Once I figure out how to back it up (i.e. have five minutes to look it up and however long it'll take to do it), I'm deleting it. I'll probably start a research blog (more along the lines of Warren Ellis' than of an online journal).

I've had a rough couple months. I've just figured out how to explain it a few days ago.

Anyone already familiar with the Schrodinger's cat thought experiment will have to bear with me as I briefly sum it up and then bastardize it as an analogy that is only metaphorically useful in describing my current state.

Imagine a cat in a box with an attached poison gas delivery mechanism that the cat can in no way mess with. The mechanism will be triggered if an atomic nucleus decays. The experiment is set up so that there's exactly a 50 per cent chance of this happening after an hour. An hour passes. Is the cat alive or dead?

It's got to be one or the other, right? Maybe not.

According to Schrodinger (and my memory... forgive me if I get it a little wrong), the cat is both alive and dead until someone opens up the box and looks in. Then the part of the 'wavefunction' that represents one of the states (live cat or dead cat) will collapse and the cat will either be dead or alive.

That's where I'm leaving Schrodinger's work behind. From here on out I'm just using the language metaphorically to get across an idea.

My identity is built up of three different wavefunctions. They've been a part of me since before University. They are what I refer to when I say 'me'.

The first is the one that represents what I'm trying (painstakingly slowly) to do as far as reporting on criminology as a science goes. At first it took the form of 'criminologist' and gradually morphed into 'journalist'. My current job is a stepping stone, selected primarily because of what I'll learn from it. I very carefully trained my production staff this spring (they're very talented to begin with, I just provided a bit of industry standards). We've been getting all kinds of positive feedback. Our ad manager told me just now that she's got messages today from seven new companies who want to advertise with us ("It's unprecedented," she said) and she thinks it's because of how great the paper looks. The 'journalist' wavefunction is off to a good start.

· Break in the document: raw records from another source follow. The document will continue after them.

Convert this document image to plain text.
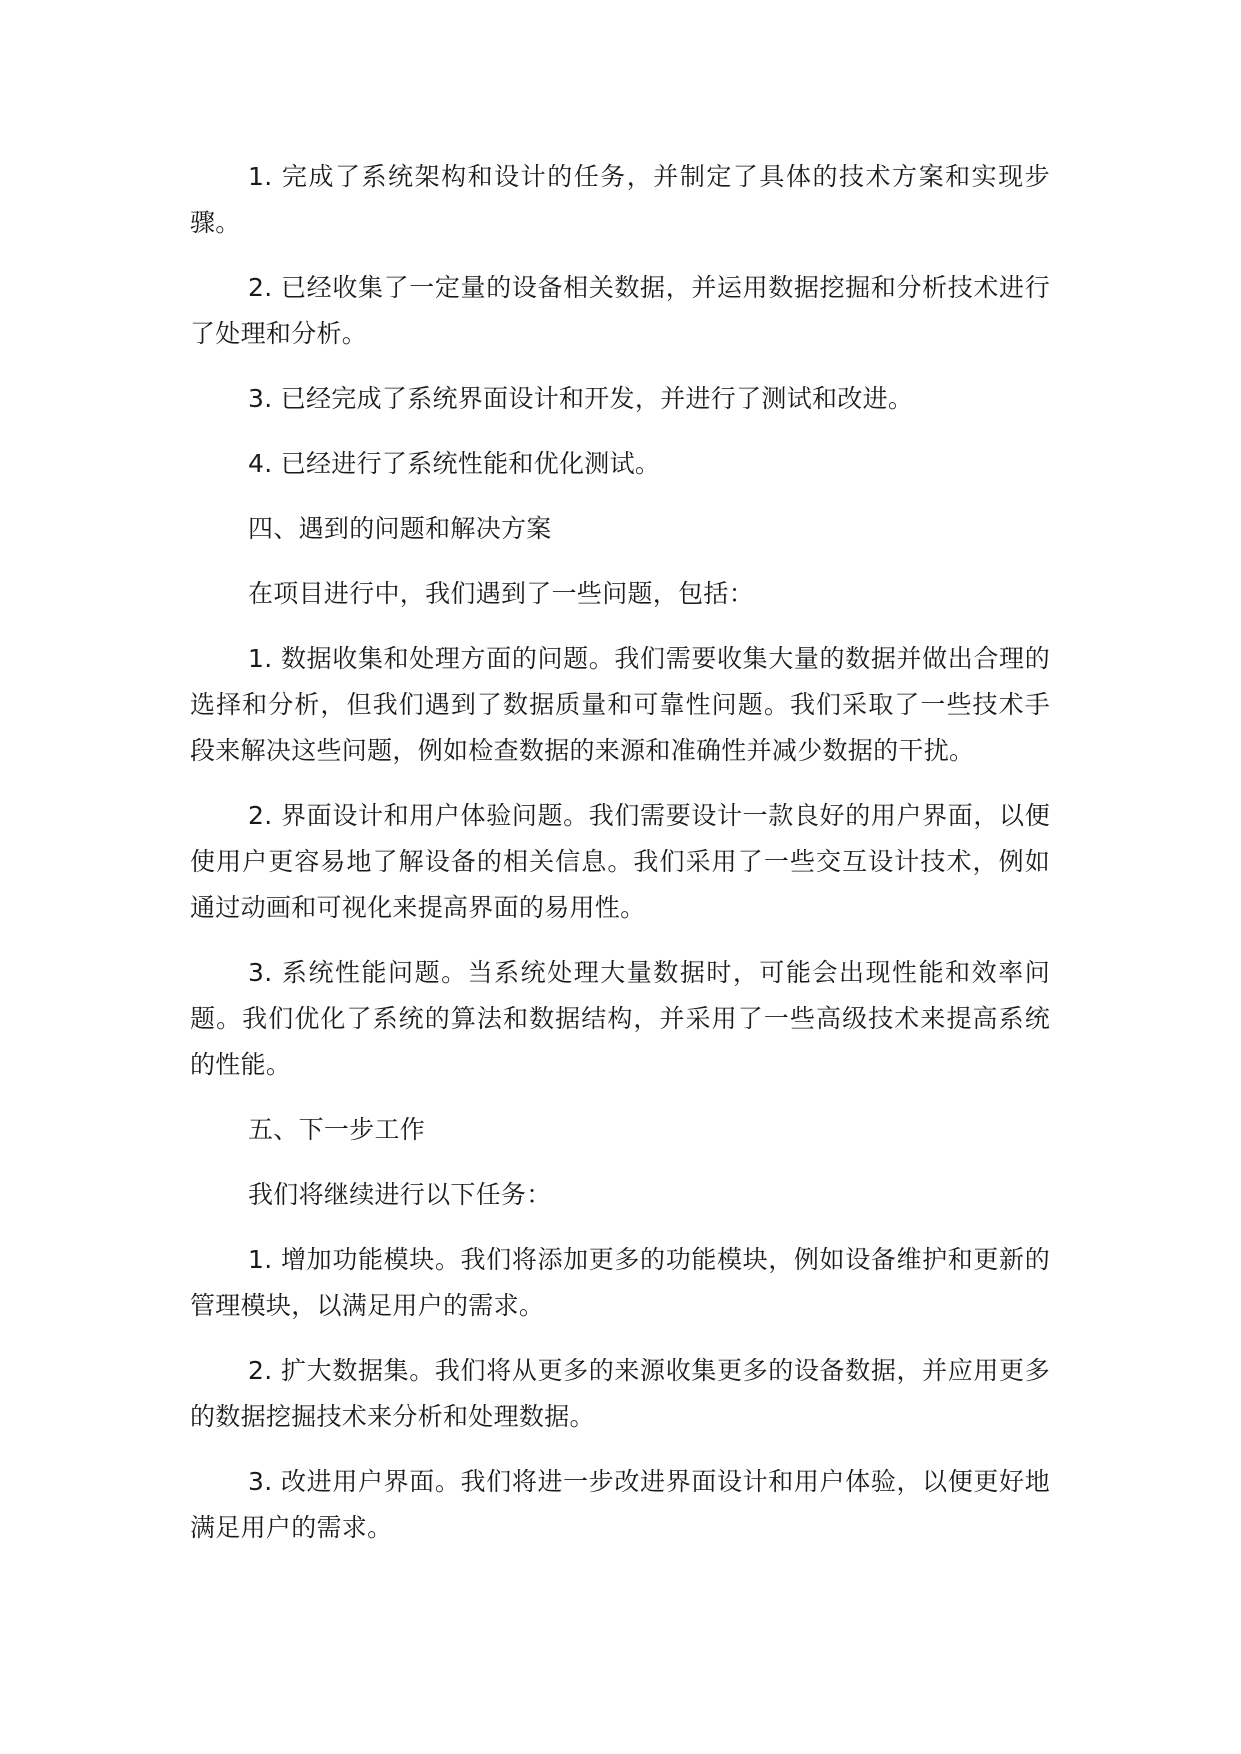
1. 完成了系统架构和设计的任务，并制定了具体的技术方案和实现步骤。

2. 已经收集了一定量的设备相关数据，并运用数据挖掘和分析技术进行了处理和分析。

3. 已经完成了系统界面设计和开发，并进行了测试和改进。

4. 已经进行了系统性能和优化测试。

四、遇到的问题和解决方案

在项目进行中，我们遇到了一些问题，包括：

1. 数据收集和处理方面的问题。我们需要收集大量的数据并做出合理的选择和分析，但我们遇到了数据质量和可靠性问题。我们采取了一些技术手段来解决这些问题，例如检查数据的来源和准确性并减少数据的干扰。

2. 界面设计和用户体验问题。我们需要设计一款良好的用户界面，以便使用户更容易地了解设备的相关信息。我们采用了一些交互设计技术，例如通过动画和可视化来提高界面的易用性。

3. 系统性能问题。当系统处理大量数据时，可能会出现性能和效率问题。我们优化了系统的算法和数据结构，并采用了一些高级技术来提高系统的性能。

五、下一步工作

我们将继续进行以下任务：

1. 增加功能模块。我们将添加更多的功能模块，例如设备维护和更新的管理模块，以满足用户的需求。

2. 扩大数据集。我们将从更多的来源收集更多的设备数据，并应用更多的数据挖掘技术来分析和处理数据。

3. 改进用户界面。我们将进一步改进界面设计和用户体验，以便更好地满足用户的需求。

The second is 'fiction writer'. Short fiction primarily, but eventually novels.

The third is 'martial artist'.

I haven't written fiction on any kind of regular basis for years. I don't know if any talent remains, but there was at least a kernel of it to begin with. Every short story I wrote through high school received a perfect grade, or damn close. In second year I wrote a story that I entered in an online contest that 2,000 people around the world had entered and took first place. (The prize was $50 US, so I'm not making any claims about the quality of the competition.) I wrote a bunch of short fiction after that one over the next two years but never did anything with it. It's all still on a hard-drive at my parents' house. I started a novel the summer I graduated, but it died on the vine when I started at the Ontarion as a section editor that fall and stopped prioritizing it. That was the end.

I haven't been a martial artist since I graduated high school. The skills are still there. I've nurtured them back to fairly high levels a few times since high school. But it's not just about skill. It's about training with people. There are things - like timing - that you cannot develop fully without working on it with other people. So any time I worked on the rest of the skills, it always felt like I was pretending. The moral and philosophical elements are just as present as the skill, but without the complete package, it's not real. I could have started training with a new club, but everything else I was always doing (school, work, paying rent, etc.) was always a higher priority. This may seem like a piddly thing to anyone who has never been a student of the martial arts. The biggest thing to understand is that when you're doing it right it's not just something you do, it's something you are. I'm not anymore, and admitting that was agony.

But I'm getting ahead of myself. Back to Schrodinger.

I graduated from Humber's journalism program this spring. I started as the Ontarion's editor in chief. A high school friend of Christa's died and I started examining my life. I started to open the box. I feel like two of the three wavefunctions of my identity have collapsed and that parts of me are dying.

I can either let them die or change my life.

The first thing that's going is this blog.